Les disciples si lents à comprendre, si lents à croire, les disciples missionnaires s’enferment, minables et lâches, ils ont posé une pierre sur leurs illusions.
Mais la pierre est roulée et le tombeau est vide

Les femmes viennent à l’aube profonde caresser un cadavre, parfumer un mort, dans la honte de ne pas l’avoir fait le jour qu’il fallait, d’avoir préféré la loi au soin de celui qu’elles aimaient. Elles ont posé une pierre sur ce corps abandonné.
Mais la pierre est roulée et le tombeau est vide

Le monde est en guerre, des peuples se déchirent, on bombarde, on rase des villes, on torture des otages, on s’envoie des drones, on tue les enfants et les vieillards. Sur tout espoir de paix, le monde a posé une pierre.
Mais la pierre est roulée et le tombeau est vide

Nous avons choisi l’argent. Sur les arbres, sur les fleuves et les ruisseaux, sur les bêtes et les bestioles, sur l’air qu’on respire, on a choisi le pétrole, la clim, l’avion, la grosse voiture et le steak. Sur la nature, on a posé une pierre.
Mais la pierre est roulée et le tombeau est vide

On a élu des fous, on choisit des tyrans, parce qu’on veut de l’ordre, parce qu’on veut défendre son grand écran, sa grosse voiture et son steak. Sur la démocratie, sur la justice, on a posé une pierre.
Mais la pierre est roulée et le tombeau est vide

On a enlevé la joie à nos enfants. On leur a mis des angoisses de réussite, on leur a mis du parcoursup et des horizons bouchés, on leur a interdit l’espérance, on leur a mis des réseaux pour ne plus se parler, on leur a cloué un téléphone dans la main. Sur nos enfants, une pierre est posée.
Mais la pierre est roulée et le tombeau est vide

On a mis l’Église dans un trou. Un trou de silence pour que rien ne se dise de sa crasse et de ses mensonges. On a mis des mosaïques pour décorer le trou, de l’or et de la dentelle, de la tradition et des valeurs. Et l’Église pourtant si belle, s’est mise à sentir la mort.
Mais la pierre est roulée et le tombeau est vide

On a fait des prêtres fatigués. On les a éclaboussés d’abbé Pierre et de Bétharam, on a mélangé les saints et les tarés. On a fait des évêques pétris de peur, des diacres tristes et transparents. Sur nos vocations on a posé une pierre
Mais la pierre est roulée et le tombeau est vide

On a roulé une pierre sur nos chairs, on a couvert nos corps. On a dit que c’était triste de vieillir, on a dit que la maladie nous humiliait, qu’il valait mieux mourir, que c’était plus digne. On a dit qu’un corps différent c’était un corps exclu, on a jeté des pierres sur des chairs amoureuses de leur semblables.
Sur nos corps comme ils sont, on a posé une pierre.
Mais la pierre est roulée et le tombeau est vide

Sur nos vies on a posé la pierre de nos échecs.
la pierre de nos deuils
la pierre de nos désarrois
la pierre de nos petits arrangements, de nos colères imbéciles, de nos regrets si lourds.
Mais la pierre est roulée et le tombeau est vide

C’est pour ça que nous sommes là dans la profonde nuit
C’est parce que la pierre est roulée et que le tombeau est vide
C’est pour ça que nous croyons,
C’est dans le mouvement de la pierre qui se roule, c’est dans le vide du tombeau que nous sommes baptisés, c’est notre fondation, c’est notre source, c’est notre horizon et c’est notre Joie.
C’est dans cette ouverture et ce vide que vous allez maintenant être baptisés.

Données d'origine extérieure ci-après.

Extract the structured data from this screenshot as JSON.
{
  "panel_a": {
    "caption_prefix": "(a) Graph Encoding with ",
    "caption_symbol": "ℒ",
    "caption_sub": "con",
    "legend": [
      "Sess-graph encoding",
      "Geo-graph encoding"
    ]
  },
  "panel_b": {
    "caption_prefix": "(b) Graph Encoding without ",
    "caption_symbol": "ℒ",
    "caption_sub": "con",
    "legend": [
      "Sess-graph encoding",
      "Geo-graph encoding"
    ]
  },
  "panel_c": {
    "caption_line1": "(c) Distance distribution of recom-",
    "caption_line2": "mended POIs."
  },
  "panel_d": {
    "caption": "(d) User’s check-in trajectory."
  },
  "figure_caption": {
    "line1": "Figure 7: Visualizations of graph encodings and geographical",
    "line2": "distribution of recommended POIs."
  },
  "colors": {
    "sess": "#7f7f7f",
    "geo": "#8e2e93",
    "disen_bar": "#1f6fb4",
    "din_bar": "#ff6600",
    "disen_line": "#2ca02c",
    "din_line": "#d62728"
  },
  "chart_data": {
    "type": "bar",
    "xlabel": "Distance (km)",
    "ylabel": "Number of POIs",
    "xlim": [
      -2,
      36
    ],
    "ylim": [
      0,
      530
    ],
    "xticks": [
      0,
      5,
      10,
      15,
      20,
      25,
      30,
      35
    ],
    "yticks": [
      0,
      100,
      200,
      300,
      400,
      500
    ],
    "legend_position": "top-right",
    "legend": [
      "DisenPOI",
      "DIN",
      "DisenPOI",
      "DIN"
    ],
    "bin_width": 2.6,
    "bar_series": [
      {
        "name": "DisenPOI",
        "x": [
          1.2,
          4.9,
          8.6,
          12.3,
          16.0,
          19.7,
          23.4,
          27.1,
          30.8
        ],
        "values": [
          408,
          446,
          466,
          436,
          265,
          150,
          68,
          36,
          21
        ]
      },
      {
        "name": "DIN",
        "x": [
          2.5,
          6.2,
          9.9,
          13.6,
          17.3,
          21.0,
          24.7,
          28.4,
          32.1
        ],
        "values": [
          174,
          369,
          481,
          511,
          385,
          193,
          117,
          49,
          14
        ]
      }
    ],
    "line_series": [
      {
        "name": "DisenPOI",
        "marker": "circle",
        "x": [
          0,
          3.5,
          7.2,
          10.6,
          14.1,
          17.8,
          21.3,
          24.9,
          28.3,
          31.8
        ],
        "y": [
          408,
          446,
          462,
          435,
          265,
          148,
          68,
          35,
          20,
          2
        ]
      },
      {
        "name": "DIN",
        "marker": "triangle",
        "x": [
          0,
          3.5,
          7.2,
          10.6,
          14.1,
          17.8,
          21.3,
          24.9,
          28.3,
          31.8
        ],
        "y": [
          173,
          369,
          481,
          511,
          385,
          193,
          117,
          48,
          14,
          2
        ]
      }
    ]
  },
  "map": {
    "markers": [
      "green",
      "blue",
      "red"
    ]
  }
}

Le terrain est penché, la pierre toujours veut revenir à sa place.
Le diable et le monde travaillent sans relâche à la replacer, à remplir le tombeau.
Le diable et le monde nous disent qu’à la fin le tombeau doit être plein et que c’est la pierre qui gagne.
Il faut la nuit de Pâque, il faut le torrent de la voix de l’Ecriture, il faut le feu la flamme et l’eau, il faut nos chants, nos corps côte à côte, coude à coude, pour que la pierre à nouveau libère le vide du tombeau.
Devant l’éternelle pierre, il faut des alléluia qui soient des cris, des alléluia qui dynamitent la pierre qui menace sans cesse de faire machine arrière.

La pierre est roulée, le tombeau est vide, le Christ est ressuscité, il est vraiment ressuscité.

╬ Amen Alleluia !
Sylvain diacre
Email de Christophe Mirande

1 commentaire:

  1. Nous étions tous restés clouer en écoutant ce sermon. Oui, la pierre est roulée mais menace de revenir nous empêcher de voir le tombeau vide... Merci beaucoup Sylvain.